Fear, as women experience it, has three main characteristics: it is isolating; it is confusing; and it is debilitating. When a woman violates a rule which spells out her proper behavior as a female, she is singled out by men, their agents, and their culture as a troublemaker. The rebel’s isolation is real in that she is avoided, or ignored, or chastised, or denounced. Acceptance back into the community of men, which is the only viable and sanctioned community, is contingent on her renunciation and repudiation of her deviant behavior. Every girl as she is growing up experiences this form and fact of isolation. She learns that it is an inevitable consequence of any rebellion, however small. By the time she is a woman, fear and isolation are tangled into a hard, internal knot so that she cannot experience one without the other. […]
Confusion, too, is an integral part of fear. It is confusing to be punished for succeeding—for climbing a tree, or excelling in mathematics. It is impossible to answer the question, “What did I do wrong?” As a result of the punishment which is inevitable when she succeeds, a girl learns to identify fear with confusion and confusion with fear. By the time she is a woman, fear and confusion are triggered simultaneously by the same stimuli and they cannot be separated from each other.

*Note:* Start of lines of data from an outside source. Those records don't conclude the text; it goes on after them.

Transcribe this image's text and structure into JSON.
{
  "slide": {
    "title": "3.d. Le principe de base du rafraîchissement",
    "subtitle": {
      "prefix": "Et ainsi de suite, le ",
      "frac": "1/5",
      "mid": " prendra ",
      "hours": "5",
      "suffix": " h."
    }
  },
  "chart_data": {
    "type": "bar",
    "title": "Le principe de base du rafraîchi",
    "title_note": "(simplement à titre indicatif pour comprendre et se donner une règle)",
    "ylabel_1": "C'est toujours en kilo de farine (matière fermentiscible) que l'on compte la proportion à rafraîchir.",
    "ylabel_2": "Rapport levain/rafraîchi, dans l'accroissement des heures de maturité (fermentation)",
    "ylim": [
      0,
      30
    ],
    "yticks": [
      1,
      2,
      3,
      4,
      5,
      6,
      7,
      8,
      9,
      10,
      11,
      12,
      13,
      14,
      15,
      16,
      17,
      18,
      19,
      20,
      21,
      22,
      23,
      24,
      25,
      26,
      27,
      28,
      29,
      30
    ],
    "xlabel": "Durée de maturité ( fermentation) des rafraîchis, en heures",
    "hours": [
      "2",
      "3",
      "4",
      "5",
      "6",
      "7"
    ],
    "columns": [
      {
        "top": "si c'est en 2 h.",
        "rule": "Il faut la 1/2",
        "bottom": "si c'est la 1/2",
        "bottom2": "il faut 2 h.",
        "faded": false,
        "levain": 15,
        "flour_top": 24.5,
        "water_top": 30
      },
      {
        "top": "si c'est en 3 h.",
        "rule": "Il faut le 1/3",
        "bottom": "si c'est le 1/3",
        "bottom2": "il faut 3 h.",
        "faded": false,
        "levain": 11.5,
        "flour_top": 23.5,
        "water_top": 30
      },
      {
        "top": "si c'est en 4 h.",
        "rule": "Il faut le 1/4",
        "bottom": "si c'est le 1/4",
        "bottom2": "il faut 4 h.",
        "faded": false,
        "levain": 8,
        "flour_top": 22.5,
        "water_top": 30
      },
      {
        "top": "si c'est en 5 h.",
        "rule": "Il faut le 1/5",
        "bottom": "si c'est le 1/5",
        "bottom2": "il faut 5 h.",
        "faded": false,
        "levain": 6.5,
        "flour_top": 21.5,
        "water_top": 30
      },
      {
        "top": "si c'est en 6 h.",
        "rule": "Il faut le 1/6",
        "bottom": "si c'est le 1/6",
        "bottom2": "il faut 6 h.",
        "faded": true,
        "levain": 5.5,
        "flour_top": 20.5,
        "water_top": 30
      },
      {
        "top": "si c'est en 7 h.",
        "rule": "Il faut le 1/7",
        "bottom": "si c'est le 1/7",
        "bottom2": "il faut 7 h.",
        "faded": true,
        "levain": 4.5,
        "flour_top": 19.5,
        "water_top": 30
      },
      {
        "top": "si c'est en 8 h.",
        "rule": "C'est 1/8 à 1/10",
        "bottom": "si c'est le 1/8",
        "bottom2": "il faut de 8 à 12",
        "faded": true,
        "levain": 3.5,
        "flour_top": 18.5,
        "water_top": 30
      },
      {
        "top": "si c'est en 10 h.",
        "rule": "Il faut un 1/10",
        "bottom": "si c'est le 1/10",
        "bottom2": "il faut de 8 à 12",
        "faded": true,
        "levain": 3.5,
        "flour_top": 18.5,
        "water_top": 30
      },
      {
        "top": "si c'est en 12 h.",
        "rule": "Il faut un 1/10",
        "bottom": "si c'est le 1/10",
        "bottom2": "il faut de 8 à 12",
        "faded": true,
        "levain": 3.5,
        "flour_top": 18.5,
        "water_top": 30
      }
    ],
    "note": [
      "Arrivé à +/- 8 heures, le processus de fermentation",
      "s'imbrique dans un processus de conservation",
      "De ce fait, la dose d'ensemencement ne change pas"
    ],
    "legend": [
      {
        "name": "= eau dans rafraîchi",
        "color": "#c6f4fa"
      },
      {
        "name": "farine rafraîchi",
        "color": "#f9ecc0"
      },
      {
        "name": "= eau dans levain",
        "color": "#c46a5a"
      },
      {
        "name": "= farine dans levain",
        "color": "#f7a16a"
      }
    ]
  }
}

Fear, for women, is isolating and confusing. It is also consistently and progressively debilitating. Each act outside a woman’s allowable sphere provokes punishment— and this punishment is as inevitable as nightfall. Each punishment inculcates fear. Like a rat, a woman will try to avoid those high-voltage electric shocks which seem to mine the maze. […] This interplay of the memory of pain, the anticipation of pain, and the reality of pain in a given circumstance makes it virtually impossible for a woman to perceive the daily indignities to which she is subjected, much less to assert herself against them or to develop and stand for values which undermine or oppose male supremacy. The effects of this cumulative, progressive, debilitating aspect of fear are mutilating, and male culture provides only one possible resolution: complete and abject submission.